Despite Mum applying layers of sun screen all over me I still managed to one major sunburn each summer. If that wasn’t enough, my teenage years saw myself and school friends eagerly sitting along the balcony of Gillam Building trying to tan our legs. I think it was the only time we were quite happy to wear our school straw hats. Despite all efforts, including an attempt at fake tan, my legs stubbonly remained either lily white or bright red.
So far my skin seems to be OK against such moments, but for how long I fear. Those South Australian and Northern Territory youthful summers are a key reason why I now try to avoid being out in direct sunlight at the peak of the day.
There were times when the Adelaide and Alice Springs summers of my youth were at times too endless, like last week’s heat.
Despite enduring days of 40 plus heat with no air conditioned cars (something I am actually facing again this summer), resorting to fans to keep the house cool and tiled floors usually a more attractive mattress than your own bed at night; we somehow managed to survive.
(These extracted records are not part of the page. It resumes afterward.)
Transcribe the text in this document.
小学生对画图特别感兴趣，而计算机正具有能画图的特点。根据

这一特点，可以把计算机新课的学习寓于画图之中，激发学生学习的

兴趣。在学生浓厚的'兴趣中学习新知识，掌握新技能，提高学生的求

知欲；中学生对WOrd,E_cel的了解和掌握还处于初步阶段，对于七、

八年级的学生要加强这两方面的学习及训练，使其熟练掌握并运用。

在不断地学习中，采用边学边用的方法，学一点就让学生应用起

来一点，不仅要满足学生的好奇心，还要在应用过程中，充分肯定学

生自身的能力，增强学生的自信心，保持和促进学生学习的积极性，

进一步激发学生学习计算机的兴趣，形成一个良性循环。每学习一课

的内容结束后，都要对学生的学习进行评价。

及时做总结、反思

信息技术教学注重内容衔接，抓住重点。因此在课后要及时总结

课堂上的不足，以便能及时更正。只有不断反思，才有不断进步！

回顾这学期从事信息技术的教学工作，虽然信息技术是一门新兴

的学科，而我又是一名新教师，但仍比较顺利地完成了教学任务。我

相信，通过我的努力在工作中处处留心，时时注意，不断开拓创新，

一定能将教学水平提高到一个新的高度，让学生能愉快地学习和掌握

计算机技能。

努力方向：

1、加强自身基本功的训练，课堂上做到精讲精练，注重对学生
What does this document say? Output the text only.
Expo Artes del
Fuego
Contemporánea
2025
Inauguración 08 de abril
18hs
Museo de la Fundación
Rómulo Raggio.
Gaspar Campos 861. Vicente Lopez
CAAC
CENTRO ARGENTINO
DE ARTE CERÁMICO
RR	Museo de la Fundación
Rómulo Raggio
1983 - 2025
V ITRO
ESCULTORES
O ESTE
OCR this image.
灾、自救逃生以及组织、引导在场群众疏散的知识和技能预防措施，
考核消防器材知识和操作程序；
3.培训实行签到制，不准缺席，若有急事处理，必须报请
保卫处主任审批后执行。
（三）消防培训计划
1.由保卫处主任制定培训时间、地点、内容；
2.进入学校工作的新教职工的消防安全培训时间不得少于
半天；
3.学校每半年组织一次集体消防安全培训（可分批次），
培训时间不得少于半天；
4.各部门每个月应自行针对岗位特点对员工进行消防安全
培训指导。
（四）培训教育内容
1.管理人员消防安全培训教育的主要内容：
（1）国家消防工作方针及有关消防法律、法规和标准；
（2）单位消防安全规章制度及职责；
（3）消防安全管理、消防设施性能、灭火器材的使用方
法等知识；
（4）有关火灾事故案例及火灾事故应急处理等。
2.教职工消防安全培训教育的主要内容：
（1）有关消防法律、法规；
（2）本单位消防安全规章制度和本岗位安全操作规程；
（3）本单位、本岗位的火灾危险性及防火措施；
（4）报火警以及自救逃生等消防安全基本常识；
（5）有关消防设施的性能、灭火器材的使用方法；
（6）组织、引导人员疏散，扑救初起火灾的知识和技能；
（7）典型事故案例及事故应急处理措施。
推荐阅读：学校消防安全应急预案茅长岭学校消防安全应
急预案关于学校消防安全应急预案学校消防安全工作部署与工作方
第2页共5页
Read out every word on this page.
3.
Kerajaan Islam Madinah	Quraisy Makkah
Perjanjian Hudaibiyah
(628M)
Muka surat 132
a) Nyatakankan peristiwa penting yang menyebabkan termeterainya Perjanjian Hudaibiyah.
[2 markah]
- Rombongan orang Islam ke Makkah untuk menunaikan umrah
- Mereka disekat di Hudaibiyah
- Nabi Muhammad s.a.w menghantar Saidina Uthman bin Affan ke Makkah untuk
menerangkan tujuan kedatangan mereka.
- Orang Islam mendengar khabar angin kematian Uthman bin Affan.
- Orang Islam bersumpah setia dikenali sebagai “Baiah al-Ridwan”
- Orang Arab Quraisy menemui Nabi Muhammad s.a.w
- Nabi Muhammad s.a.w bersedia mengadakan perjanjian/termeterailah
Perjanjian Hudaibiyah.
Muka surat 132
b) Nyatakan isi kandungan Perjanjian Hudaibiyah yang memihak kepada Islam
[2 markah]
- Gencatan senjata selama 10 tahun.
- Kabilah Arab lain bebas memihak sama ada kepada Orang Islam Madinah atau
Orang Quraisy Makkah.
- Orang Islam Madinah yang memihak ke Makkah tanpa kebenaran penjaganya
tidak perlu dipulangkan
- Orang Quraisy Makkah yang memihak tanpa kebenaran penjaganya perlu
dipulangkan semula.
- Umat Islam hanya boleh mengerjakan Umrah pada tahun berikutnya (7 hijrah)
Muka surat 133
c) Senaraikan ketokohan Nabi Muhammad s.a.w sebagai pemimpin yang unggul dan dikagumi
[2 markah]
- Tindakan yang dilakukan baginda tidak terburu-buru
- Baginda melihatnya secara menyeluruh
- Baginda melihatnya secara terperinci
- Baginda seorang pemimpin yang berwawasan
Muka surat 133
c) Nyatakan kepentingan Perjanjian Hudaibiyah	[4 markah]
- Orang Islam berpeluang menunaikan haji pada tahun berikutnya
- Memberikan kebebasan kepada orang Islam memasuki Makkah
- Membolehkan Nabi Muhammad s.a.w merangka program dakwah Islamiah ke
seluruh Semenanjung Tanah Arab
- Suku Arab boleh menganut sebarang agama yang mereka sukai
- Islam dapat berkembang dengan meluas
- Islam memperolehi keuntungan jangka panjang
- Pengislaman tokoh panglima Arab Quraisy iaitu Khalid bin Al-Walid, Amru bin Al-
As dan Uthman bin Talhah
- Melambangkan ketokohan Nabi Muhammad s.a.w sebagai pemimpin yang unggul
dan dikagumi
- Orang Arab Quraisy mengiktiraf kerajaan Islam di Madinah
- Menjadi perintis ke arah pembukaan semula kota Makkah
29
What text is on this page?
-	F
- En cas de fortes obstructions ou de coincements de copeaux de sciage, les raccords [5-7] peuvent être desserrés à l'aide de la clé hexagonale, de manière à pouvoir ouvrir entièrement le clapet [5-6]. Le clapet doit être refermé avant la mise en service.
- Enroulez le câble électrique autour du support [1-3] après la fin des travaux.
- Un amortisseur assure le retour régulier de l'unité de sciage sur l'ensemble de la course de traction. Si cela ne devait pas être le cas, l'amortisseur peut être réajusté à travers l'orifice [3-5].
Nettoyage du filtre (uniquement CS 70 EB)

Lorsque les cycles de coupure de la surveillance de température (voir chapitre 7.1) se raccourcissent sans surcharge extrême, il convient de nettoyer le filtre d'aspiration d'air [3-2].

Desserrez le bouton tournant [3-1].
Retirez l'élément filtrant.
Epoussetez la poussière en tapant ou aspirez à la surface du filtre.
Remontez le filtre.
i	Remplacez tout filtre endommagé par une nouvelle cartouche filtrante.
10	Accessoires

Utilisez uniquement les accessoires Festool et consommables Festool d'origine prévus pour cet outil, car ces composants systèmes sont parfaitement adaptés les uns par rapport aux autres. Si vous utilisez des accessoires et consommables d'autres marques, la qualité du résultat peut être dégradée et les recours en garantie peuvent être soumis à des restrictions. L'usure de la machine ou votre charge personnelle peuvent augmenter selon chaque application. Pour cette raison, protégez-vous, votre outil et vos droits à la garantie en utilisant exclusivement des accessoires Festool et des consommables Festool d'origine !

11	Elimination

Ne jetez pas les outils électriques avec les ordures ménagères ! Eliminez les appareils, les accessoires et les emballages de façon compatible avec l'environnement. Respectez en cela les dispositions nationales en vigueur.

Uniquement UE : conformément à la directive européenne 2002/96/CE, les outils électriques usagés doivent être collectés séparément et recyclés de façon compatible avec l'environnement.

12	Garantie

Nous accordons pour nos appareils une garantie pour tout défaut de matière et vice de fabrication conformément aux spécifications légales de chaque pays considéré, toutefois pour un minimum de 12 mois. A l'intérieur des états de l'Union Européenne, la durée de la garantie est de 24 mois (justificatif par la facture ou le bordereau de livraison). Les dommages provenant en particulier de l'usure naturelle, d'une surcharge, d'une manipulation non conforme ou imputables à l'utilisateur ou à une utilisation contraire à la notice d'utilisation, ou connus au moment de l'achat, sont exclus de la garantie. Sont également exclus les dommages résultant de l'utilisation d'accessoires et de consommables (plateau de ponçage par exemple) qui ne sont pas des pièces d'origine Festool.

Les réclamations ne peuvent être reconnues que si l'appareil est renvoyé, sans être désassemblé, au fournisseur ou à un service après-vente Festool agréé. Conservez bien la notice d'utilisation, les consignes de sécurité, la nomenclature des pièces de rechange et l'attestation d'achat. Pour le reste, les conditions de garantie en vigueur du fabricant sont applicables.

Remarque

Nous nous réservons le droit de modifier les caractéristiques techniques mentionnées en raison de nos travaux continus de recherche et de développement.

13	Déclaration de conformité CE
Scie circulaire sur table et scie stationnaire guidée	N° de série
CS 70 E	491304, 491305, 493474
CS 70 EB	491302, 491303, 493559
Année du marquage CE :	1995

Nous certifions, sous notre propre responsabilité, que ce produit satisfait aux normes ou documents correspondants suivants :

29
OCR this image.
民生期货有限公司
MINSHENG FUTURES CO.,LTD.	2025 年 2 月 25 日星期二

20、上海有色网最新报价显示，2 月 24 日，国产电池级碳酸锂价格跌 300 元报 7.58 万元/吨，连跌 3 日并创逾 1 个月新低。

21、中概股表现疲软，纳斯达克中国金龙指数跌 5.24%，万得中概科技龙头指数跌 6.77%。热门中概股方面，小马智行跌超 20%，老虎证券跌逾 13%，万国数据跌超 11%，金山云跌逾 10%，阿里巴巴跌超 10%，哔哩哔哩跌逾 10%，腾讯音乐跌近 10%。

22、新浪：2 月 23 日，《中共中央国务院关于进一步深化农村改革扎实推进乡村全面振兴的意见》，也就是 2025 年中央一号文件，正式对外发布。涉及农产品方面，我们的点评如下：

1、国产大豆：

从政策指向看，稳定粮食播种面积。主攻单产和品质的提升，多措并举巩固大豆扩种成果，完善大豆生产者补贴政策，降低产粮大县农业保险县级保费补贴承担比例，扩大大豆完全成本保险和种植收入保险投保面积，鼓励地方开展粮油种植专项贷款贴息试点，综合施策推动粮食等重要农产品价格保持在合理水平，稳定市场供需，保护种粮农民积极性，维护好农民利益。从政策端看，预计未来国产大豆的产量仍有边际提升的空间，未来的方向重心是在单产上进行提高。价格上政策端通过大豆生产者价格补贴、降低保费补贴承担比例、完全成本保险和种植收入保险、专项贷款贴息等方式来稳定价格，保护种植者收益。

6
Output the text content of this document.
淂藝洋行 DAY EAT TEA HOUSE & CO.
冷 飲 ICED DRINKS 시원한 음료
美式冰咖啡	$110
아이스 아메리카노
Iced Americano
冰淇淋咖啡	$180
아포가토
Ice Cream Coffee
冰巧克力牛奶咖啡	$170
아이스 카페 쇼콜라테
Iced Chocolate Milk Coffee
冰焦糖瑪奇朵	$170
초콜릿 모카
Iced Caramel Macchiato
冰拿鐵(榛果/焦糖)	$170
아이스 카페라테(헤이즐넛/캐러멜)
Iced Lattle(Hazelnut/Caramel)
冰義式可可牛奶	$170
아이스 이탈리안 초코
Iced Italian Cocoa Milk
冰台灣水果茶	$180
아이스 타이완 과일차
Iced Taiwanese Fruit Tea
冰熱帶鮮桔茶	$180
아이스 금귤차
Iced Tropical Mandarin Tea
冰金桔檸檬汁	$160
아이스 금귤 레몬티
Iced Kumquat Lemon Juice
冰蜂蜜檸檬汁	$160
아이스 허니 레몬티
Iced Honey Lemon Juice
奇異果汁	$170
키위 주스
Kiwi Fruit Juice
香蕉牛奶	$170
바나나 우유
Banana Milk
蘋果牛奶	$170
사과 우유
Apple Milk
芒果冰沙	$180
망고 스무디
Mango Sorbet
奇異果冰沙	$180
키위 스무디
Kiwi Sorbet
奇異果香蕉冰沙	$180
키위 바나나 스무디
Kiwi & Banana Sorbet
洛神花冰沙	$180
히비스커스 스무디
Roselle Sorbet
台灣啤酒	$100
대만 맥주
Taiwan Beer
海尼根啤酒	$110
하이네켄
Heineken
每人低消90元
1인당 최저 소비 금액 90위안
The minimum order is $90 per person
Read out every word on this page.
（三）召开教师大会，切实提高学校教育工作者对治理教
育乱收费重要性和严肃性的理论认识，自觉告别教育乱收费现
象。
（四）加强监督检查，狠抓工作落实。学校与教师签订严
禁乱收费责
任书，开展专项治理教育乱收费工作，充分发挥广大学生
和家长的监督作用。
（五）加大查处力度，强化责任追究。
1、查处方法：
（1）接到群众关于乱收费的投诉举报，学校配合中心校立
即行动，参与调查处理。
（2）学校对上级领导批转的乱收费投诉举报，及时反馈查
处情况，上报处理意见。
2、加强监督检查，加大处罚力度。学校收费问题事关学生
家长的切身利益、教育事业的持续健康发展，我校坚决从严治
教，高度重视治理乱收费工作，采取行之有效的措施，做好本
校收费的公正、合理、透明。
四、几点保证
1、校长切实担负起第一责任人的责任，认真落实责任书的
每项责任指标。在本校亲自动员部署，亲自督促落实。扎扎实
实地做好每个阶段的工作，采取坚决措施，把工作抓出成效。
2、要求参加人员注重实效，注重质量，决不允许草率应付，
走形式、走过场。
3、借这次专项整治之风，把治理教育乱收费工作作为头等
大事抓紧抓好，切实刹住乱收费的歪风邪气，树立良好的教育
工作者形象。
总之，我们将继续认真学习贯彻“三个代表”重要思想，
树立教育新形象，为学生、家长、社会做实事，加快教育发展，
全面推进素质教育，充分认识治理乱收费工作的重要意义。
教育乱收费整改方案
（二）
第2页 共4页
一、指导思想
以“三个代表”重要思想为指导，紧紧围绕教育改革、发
Australia is certainly a land of contrasts and summer is the season that illustrates this best. Away from the benign, lazy golden days that we love it also brings bushfires, droughts and flooding rains. They are the ferocious part of an Australian summer.
Our summers are certainly legendary for all the right and wrong reasons and I am glad that it has been such a spectacular part of my life. Despite it often not being a great time of the year to put pen to paper or fingers to the keyboard, there is certainly something about it when she sparkles back at me across the page or screen.